Luke Mahin, with Republic County Economic Development, sent out the video and this explanation:
The students aren’t getting enough calories, even when they eat all the veggies and fruit offered. And we’ve seen a lot of students frequent the gas stations or fast food joints right after class is out. Being small schools a majority of the students are in nearly every activity or sport after their 7-8 hrs of class. Most don’t get home until 5:30 or later.
The few who don’t do all the sports or activities will work for local farms or do On-The-Job-Training so it’s difficult for them to stop and eat healthy when they work till the evening. It’s a Catch-22 saving money for the government while mandating healthier foods to the program while you live in a “Food Desert.”
Enjoy the video and good on the Sharon Springs students to speaking up.
Transmission Lines — There is lots of sun in the American Southwest, but not many power transmission lines. And that’s a barrier to expanding solar power production, the AP reports.
“We have incredible renewable energy resources,” U.S. Energy Secretary Steven Chu said during a visit earlier this year to a solar research lab in New Mexico. “The bad news is they’re where there are not many people. We need a distribution system that can accommodate that.”
The federal government is speeding up permits of seven proposed transmission projects in 12 states, but extending the lines to rural areas where wind and solar power could be produced is still a problem.

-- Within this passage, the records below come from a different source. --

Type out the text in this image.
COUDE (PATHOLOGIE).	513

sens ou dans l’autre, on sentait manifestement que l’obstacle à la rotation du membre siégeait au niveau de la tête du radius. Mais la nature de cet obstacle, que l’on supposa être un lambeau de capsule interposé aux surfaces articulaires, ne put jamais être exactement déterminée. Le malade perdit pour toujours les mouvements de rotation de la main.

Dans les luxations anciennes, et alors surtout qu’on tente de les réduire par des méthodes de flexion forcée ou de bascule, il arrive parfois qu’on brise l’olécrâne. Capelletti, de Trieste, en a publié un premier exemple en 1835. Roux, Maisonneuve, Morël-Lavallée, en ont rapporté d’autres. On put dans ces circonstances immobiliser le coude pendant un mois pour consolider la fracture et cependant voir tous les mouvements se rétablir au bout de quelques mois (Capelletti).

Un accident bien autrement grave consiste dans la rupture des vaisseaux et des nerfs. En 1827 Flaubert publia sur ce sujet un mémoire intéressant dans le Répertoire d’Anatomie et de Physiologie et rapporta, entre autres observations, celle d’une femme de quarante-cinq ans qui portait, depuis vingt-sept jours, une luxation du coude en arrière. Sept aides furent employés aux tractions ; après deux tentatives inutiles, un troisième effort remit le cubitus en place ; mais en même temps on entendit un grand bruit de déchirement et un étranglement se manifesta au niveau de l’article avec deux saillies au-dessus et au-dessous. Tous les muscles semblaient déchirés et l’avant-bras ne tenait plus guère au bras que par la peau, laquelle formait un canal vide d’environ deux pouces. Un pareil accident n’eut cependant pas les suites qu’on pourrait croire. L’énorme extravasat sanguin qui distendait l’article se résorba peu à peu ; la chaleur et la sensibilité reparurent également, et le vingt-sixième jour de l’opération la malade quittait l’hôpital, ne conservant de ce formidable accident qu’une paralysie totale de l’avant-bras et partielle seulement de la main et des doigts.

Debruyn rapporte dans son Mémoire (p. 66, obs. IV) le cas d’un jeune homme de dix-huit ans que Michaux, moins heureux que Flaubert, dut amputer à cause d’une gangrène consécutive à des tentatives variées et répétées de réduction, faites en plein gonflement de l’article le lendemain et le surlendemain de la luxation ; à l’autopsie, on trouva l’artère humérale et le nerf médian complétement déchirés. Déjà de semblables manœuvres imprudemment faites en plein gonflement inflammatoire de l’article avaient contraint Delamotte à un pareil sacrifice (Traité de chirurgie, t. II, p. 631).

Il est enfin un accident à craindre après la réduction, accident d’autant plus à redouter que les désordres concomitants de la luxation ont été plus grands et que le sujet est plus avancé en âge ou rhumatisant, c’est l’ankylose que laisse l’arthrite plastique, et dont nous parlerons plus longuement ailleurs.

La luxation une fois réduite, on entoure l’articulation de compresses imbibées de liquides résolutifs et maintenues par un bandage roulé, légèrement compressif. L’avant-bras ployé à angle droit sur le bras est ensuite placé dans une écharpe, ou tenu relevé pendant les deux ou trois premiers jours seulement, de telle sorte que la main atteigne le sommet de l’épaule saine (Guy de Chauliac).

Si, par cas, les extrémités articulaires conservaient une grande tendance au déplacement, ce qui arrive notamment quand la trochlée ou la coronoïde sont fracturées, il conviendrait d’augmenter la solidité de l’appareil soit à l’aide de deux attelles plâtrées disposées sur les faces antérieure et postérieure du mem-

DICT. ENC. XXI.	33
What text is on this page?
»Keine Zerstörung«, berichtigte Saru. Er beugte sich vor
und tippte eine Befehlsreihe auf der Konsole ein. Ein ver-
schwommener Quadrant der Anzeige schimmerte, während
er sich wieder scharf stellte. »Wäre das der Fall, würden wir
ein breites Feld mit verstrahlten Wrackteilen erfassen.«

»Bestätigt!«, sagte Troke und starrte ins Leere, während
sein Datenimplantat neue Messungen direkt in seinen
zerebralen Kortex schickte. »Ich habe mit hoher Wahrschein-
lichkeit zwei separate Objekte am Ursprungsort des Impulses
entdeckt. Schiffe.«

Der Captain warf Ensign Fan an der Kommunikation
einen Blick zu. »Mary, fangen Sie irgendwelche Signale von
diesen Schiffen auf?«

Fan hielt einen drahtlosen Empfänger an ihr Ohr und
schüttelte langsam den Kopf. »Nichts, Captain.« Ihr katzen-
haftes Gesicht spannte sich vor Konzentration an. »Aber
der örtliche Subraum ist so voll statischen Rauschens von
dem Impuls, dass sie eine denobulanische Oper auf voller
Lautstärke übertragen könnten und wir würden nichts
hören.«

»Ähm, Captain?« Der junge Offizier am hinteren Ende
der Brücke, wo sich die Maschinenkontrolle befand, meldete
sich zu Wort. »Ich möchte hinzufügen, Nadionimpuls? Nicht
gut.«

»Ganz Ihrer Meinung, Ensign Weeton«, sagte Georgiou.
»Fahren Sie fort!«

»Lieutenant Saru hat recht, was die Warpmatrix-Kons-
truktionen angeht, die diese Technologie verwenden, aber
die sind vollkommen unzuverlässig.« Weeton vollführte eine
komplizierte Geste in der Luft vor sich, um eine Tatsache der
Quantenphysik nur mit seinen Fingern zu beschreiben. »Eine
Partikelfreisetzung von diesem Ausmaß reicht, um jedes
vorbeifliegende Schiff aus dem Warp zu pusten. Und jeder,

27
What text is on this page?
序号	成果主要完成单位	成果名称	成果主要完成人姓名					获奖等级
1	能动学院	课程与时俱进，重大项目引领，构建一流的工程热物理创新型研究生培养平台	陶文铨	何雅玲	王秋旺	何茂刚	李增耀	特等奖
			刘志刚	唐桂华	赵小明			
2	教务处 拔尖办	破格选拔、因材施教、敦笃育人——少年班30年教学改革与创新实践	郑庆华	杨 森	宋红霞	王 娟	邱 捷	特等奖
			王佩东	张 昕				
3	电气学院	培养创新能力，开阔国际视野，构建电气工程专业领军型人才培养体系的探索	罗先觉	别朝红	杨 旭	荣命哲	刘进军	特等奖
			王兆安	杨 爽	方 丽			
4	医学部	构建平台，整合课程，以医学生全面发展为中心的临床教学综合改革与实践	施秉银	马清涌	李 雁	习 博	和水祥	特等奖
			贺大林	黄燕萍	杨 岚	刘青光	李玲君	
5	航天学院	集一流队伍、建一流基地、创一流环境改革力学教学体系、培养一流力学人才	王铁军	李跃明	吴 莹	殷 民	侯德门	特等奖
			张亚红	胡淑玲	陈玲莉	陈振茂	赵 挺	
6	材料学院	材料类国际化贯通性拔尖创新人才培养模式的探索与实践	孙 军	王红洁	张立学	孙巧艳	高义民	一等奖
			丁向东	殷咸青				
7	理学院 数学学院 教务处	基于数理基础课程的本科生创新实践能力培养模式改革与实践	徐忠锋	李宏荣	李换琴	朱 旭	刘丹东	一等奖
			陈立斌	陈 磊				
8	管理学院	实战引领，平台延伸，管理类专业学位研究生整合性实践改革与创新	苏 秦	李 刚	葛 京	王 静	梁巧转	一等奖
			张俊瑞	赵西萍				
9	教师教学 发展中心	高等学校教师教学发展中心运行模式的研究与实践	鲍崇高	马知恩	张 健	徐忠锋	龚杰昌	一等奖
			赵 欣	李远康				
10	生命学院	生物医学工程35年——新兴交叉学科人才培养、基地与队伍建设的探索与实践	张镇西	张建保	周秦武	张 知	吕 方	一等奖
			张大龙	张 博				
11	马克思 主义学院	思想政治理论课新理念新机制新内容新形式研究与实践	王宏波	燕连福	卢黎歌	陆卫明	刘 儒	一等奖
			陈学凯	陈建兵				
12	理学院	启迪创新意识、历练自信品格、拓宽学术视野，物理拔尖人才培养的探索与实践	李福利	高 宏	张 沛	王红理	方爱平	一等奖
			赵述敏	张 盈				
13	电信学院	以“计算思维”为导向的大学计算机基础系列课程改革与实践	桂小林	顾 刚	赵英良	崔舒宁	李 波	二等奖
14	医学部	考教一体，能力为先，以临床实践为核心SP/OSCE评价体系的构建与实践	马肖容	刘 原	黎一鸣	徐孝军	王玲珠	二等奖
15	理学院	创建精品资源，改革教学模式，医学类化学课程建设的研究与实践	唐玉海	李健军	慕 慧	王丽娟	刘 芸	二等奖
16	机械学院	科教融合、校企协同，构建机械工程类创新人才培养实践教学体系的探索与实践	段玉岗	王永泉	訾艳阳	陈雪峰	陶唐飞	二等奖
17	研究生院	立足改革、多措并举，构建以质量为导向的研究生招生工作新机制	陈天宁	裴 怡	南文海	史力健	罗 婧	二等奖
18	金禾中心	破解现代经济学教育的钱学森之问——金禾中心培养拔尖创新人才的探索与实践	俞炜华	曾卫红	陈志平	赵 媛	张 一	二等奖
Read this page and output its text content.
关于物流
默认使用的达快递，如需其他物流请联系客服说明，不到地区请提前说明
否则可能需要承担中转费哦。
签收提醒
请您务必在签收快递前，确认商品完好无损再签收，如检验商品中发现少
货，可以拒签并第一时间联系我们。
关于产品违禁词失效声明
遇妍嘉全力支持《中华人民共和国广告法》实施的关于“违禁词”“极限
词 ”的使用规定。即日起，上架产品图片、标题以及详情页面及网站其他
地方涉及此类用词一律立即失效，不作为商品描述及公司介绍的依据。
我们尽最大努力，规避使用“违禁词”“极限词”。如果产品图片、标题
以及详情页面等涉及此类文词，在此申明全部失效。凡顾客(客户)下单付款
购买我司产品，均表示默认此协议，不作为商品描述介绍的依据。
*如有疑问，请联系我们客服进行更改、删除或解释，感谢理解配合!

By 2015, the utility industry is expected to spend around $66 billion on improving transmission capacity.
Coal Mines Closing — Alpha Natural Resources is closing eight mines in Pennsylvania, Virginia and West Virginia, laying off 1,200 of its 13,000 employees.
And, of course, these lines cut across and despoil miles of ranch and farmland.
Coal Exec Dresses Up As Miner — A congressional race in Eastern Kentucky is stirring after a coal executive dressed up as a workaday coal miner to appear in an ad for Republican congressional candidate Andy Barr. Barr is running against incumbent Ben Chandler.
Barr “imported an ally from almost 300 miles and two or three congressional districts away to accuse Democrats, including incumbent Rep. Ben Chandler, of killing the coal industry with environmental regulation,” says the editorial page of the Lexington Herald-Leader. And then dressed him in underground coal garb. The paper continues:
An official of the United Mine Workers of America called the spot “deceitful.”
But really it’s extraordinarily revealing, an example of what’s frustrating Republicans from Mitt Romney on down: They want to appeal to average working people but don’t seem to personally know any.
Kentucky Voters and Health Care Law — Kentuckians don’t like the new health care reform bill — but they like a lot of things in it, according to a new poll taken by the Louisville Courier-Journal.
Okay, 60 percent oppose the law. But 8 out of ten support the part of the law that requires insurance companies to cover pre-existing conditions. And 62 percent favor the part of the law that allows adult children to remain on their parents’ insurance. And 56 percent support the requirement that businesses with more than 50 employees offer health insurance or pay a fine.
But 70 percent oppose the part of the law that requires people to buy health insurance.
European Farmers Protest — Farmers from across Europe “converged on European Union headquarters Wednesday to push for a food policy that is fairer to family farmers and kinder to the environment and developing nations,” the AP reports.
The coalition united under the slogan “EU farm policy must be fundamentally changed.” The “demonstrators carried signs saying “Size does matter” and “No to mega sties,” in their calls for small farming initiatives.
Uncertain Wind — Siemens wind turbine blade plant in Fort Madison, Iowa, laid off 407 people Tuesday as uncertainties about the future of the federal tax credit for wind energy have put a damper on the industry.
Siemens said in a statement that “the industry is facing a significant drop in new orders, and this has an unfortunate consequence on employment in this segment of the power industry.”
This is another area of tax policy that won’t be taken up by Congress until after the November election.